Dans un entretien accordé à Ouest Tribune, le Professeur Boubekeur Mohamed, déclare, d’un ton acerbe, s’insurger contre la Direction de la Santé de la wilaya d’Oran et son premier responsable, sur le retard mis pour l’ouverture de l’hôpital des grands brûlés et ce, pour des réserves, qu’il estime à son avis, minimes. Ecoutons-le :
Ouest Tribune : Vous remettez sur la table la question de l’ouverture de l’hôpital des grands brûlés d’Oran qui n’est pas encore effective. De quoi, retourne-t-il, dans ce dossier ?
Pr Boubekeur Mohamed : Je tiens d’abord à informer et l’opinion et les instances de la situation des malades brûlés. Il faut savoir que les malades brûlés au niveau de l’EHU occupent un espace réduit qui se résume à moins d’une dizaine de lits avec un espace opératoire totalement obsolète; de plus, nous drainons non seulement les brûlés de tout l’Ouest algérien mais aussi ceux du Sud, ce qui n’est pas négligeable et c’est important de le signaler.
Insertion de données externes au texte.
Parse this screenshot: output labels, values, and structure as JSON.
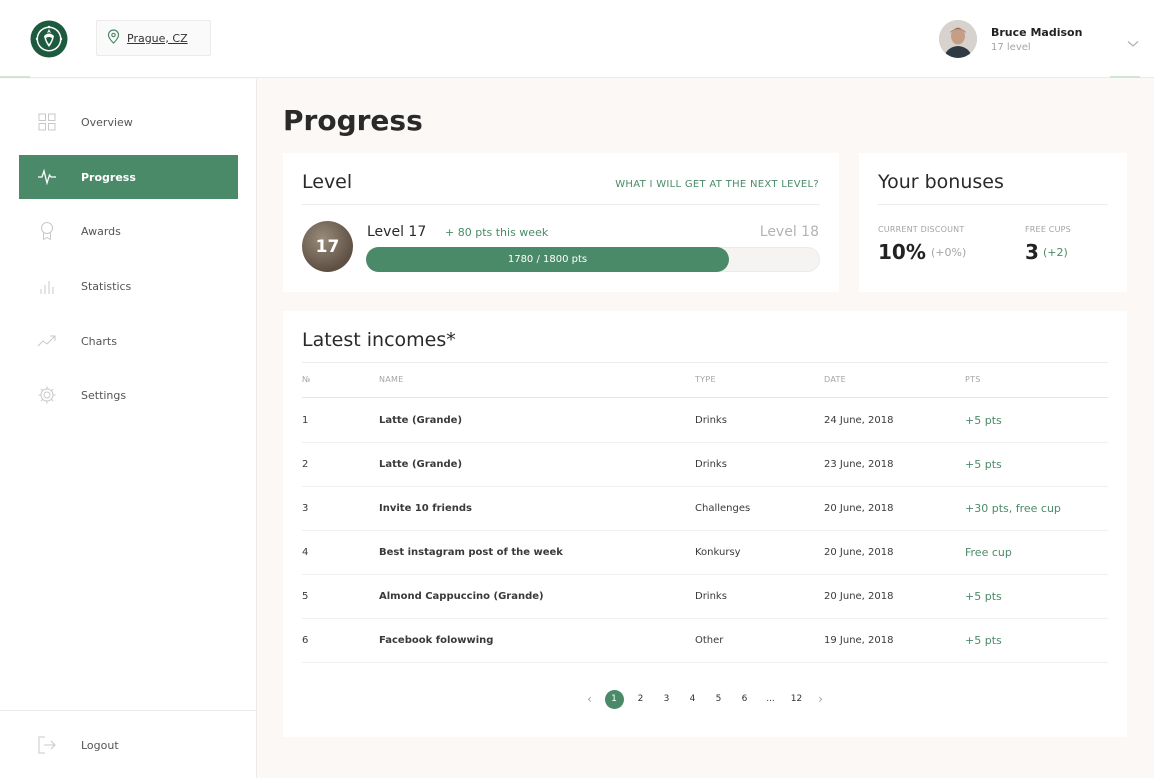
{
  "header": {
    "location": "Prague, CZ",
    "user": {
      "name": "Bruce Madison",
      "level": "17 level"
    }
  },
  "sidebar": {
    "items": [
      {
        "label": "Overview",
        "icon": "grid-icon",
        "active": false
      },
      {
        "label": "Progress",
        "icon": "pulse-icon",
        "active": true
      },
      {
        "label": "Awards",
        "icon": "award-icon",
        "active": false
      },
      {
        "label": "Statistics",
        "icon": "bar-chart-icon",
        "active": false
      },
      {
        "label": "Charts",
        "icon": "trend-icon",
        "active": false
      },
      {
        "label": "Settings",
        "icon": "gear-icon",
        "active": false
      }
    ],
    "logout_label": "Logout"
  },
  "page": {
    "title": "Progress"
  },
  "level_card": {
    "title": "Level",
    "next_level_link": "WHAT I WILL GET AT THE NEXT LEVEL?",
    "badge": "17",
    "current_level": "Level 17",
    "week_points": "+ 80 pts this week",
    "next_level": "Level 18",
    "progress_text": "1780 / 1800 pts",
    "progress_fraction": 0.8
  },
  "bonus_card": {
    "title": "Your bonuses",
    "discount_label": "CURRENT DISCOUNT",
    "discount_value": "10%",
    "discount_delta": "(+0%)",
    "cups_label": "FREE CUPS",
    "cups_value": "3",
    "cups_delta": "(+2)"
  },
  "incomes": {
    "title": "Latest incomes*",
    "columns": [
      "№",
      "NAME",
      "TYPE",
      "DATE",
      "PTS"
    ],
    "rows": [
      {
        "n": "1",
        "name": "Latte (Grande)",
        "type": "Drinks",
        "date": "24 June, 2018",
        "pts": "+5 pts"
      },
      {
        "n": "2",
        "name": "Latte (Grande)",
        "type": "Drinks",
        "date": "23 June, 2018",
        "pts": "+5 pts"
      },
      {
        "n": "3",
        "name": "Invite 10 friends",
        "type": "Challenges",
        "date": "20 June, 2018",
        "pts": "+30 pts, free cup"
      },
      {
        "n": "4",
        "name": "Best instagram post of the week",
        "type": "Konkursy",
        "date": "20 June, 2018",
        "pts": "Free cup"
      },
      {
        "n": "5",
        "name": "Almond Cappuccino (Grande)",
        "type": "Drinks",
        "date": "20 June, 2018",
        "pts": "+5 pts"
      },
      {
        "n": "6",
        "name": "Facebook folowwing",
        "type": "Other",
        "date": "19 June, 2018",
        "pts": "+5 pts"
      }
    ]
  },
  "pagination": {
    "prev": "‹",
    "pages": [
      "1",
      "2",
      "3",
      "4",
      "5",
      "6",
      "...",
      "12"
    ],
    "current": "1",
    "next": "›"
  },
  "colors": {
    "accent": "#4b8a68",
    "background": "#fbf8f6"
  }
}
Les malades brûlés sont abrités par l’EHU d’Oran, mais en fait ils sont dépendants du CHU d’Oran. Or, et la question figure dans toutes mes interventions, nous avons construit et réalisé à Oran un hôpital de grands brûlés de 120 lits, la structure est là, mais celle-ci demeure toujours fermée ! Et là, je pose la question, que j’adresse à qui de droit, c’est-à-dire à la direction de la Santé de la wilaya d’Oran et son premier responsable, pour nous dire « quand sera l’ouverture de cette importante structure ? » Maintenant, s’il y a des malfaçons et des réserves, pourquoi ne sont-elles pas encore levées et qu’attend-on pour le faire ? Et puis, quand, va-t-on recevoir les équipements ? A mon humble avis, des réserves ou des malfaçons, ça se corrige. Je signale que le Président de la République avait bel et bien dit qu’il faut construire 3 hôpitaux au niveau du Centre, de l’Est et de l’Ouest , or nous avons, nous la chance à Oran, d’avoir déjà un hôpital de 120 lits de réalisé. Voilà, pourquoi je dis qu’il faut ouvrir cette structure hospitalière dans les plus brefs délais pour que l’on puisse sortir ces malades et les emmener dans un espace qui leur convient.
Ouest Tribune : Doit-on craindre des conséquences dramatiques de cet état de fait ?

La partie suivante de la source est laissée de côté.